Guzder’s book reminds us that we—our churches, our culture—need people like Robin Harper, Daniel Berrigan, and Jim Zweig. It clears away some of the dust that has settled on our mild-mannered, middle-class American Christianity, and recalls the radical core of our faith—women and men who take Christ’s call to love and serve the world quite literally, and at great personal expense.
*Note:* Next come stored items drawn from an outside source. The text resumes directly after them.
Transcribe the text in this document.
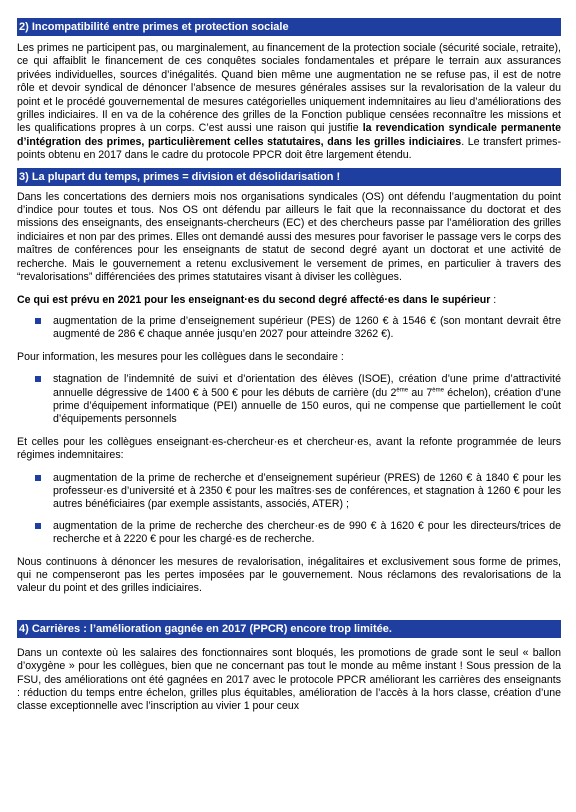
2) Incompatibilité entre primes et protection sociale

Les primes ne participent pas, ou marginalement, au financement de la protection sociale (sécurité sociale, retraite), ce qui affaiblit le financement de ces conquêtes sociales fondamentales et prépare le terrain aux assurances privées individuelles, sources d’inégalités. Quand bien même une augmentation ne se refuse pas, il est de notre rôle et devoir syndical de dénoncer l’absence de mesures générales assises sur la revalorisation de la valeur du point et le procédé gouvernemental de mesures catégorielles uniquement indemnitaires au lieu d’améliorations des grilles indiciaires. Il en va de la cohérence des grilles de la Fonction publique censées reconnaître les missions et les qualifications propres à un corps. C’est aussi une raison qui justifie la revendication syndicale permanente d’intégration des primes, particulièrement celles statutaires, dans les grilles indiciaires. Le transfert primes-points obtenu en 2017 dans le cadre du protocole PPCR doit être largement étendu.

3) La plupart du temps, primes = division et désolidarisation !

Dans les concertations des derniers mois nos organisations syndicales (OS) ont défendu l’augmentation du point d’indice pour toutes et tous. Nos OS ont défendu par ailleurs le fait que la reconnaissance du doctorat et des missions des enseignants, des enseignants-chercheurs (EC) et des chercheurs passe par l’amélioration des grilles indiciaires et non par des primes. Elles ont demandé aussi des mesures pour favoriser le passage vers le corps des maîtres de conférences pour les enseignants de statut de second degré ayant un doctorat et une activité de recherche. Mais le gouvernement a retenu exclusivement le versement de primes, en particulier à travers des “revalorisations” différenciées des primes statutaires visant à diviser les collègues.

Ce qui est prévu en 2021 pour les enseignant·es du second degré affecté·es dans le supérieur :

augmentation de la prime d’enseignement supérieur (PES) de 1260 € à 1546 € (son montant devrait être augmenté de 286 € chaque année jusqu’en 2027 pour atteindre 3262 €).

Pour information, les mesures pour les collègues dans le secondaire :

stagnation de l’indemnité de suivi et d’orientation des élèves (ISOE), création d’une prime d’attractivité annuelle dégressive de 1400 € à 500 € pour les débuts de carrière (du 2ème au 7ème échelon), création d’une prime d’équipement informatique (PEI) annuelle de 150 euros, qui ne compense que partiellement le coût d’équipements personnels

Et celles pour les collègues enseignant·es-chercheur·es et chercheur·es, avant la refonte programmée de leurs régimes indemnitaires:

augmentation de la prime de recherche et d’enseignement supérieur (PRES) de 1260 € à 1840 € pour les professeur·es d’université et à 2350 € pour les maîtres·ses de conférences, et stagnation à 1260 € pour les autres bénéficiaires (par exemple assistants, associés, ATER) ;
augmentation de la prime de recherche des chercheur·es de 990 € à 1620 € pour les directeurs/trices de recherche et à 2220 € pour les chargé·es de recherche.

Nous continuons à dénoncer les mesures de revalorisation, inégalitaires et exclusivement sous forme de primes, qui ne compenseront pas les pertes imposées par le gouvernement. Nous réclamons des revalorisations de la valeur du point et des grilles indiciaires.

4) Carrières : l’amélioration gagnée en 2017 (PPCR) encore trop limitée.

Dans un contexte où les salaires des fonctionnaires sont bloqués, les promotions de grade sont le seul « ballon d’oxygène » pour les collègues, bien que ne concernant pas tout le monde au même instant ! Sous pression de la FSU, des améliorations ont été gagnées en 2017 avec le protocole PPCR améliorant les carrières des enseignants : réduction du temps entre échelon, grilles plus équitables, amélioration de l’accès à la hors classe, création d’une classe exceptionnelle avec l’inscription au vivier 1 pour ceux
There are, however, occasional glaring holes in Guzder’s support of these activists. For instance, much is made of Quaker peacemaker Robin Harper’s transference of war tax dollars to nonprofit organizations that promote peacemaking programs, but a defense of his actions in light of Jesus’ teachings is conspicuously absent. What of his critics, who claim that Jesus specifically commanded his followers to “render to Caesar what is Caesar’s” (Matthew 22:21)? In fact, Guzder frequently avoids any discussion of scriptural reasoning for the actions of her subjects, which some may feel detracts from the validity of their cause. In addition, Divine Rebels sports a liberal bias that even the most free-thinking might find off-putting, often attributing the motives of her subjects to commitment to progressive values or leftist pride and politics.
Divine Rebels resounds loudly and pervasively with the activist’s maxim, If you’re not outraged, you’re not paying attention. Guzder’s essays describe women and men who radically napalmed draft records, snuck onto military bases to play Oscar Romero speeches over loudspeakers, camped out in redwood trees, and even smeared their own blood over weapons of mass destruction in a symbolic act of peaceful resistance. However, it might be beneficial to us to remember that Thoreau also once said, “A man can beat so loudly on the eardrums that nobody hears what he is trying to say.” Though we need radical saints and activists to remind us that we must press forward beyond injustice and oppression, there are times when the medium drowns the message. And while I wait expectantly for the day I have the opportunity to be arrested for my own convictions as a Christian, it is fairly safe to say that I will not be splashing my blood over fighter jets or hammering on nuclear warhead nosecones any time soon.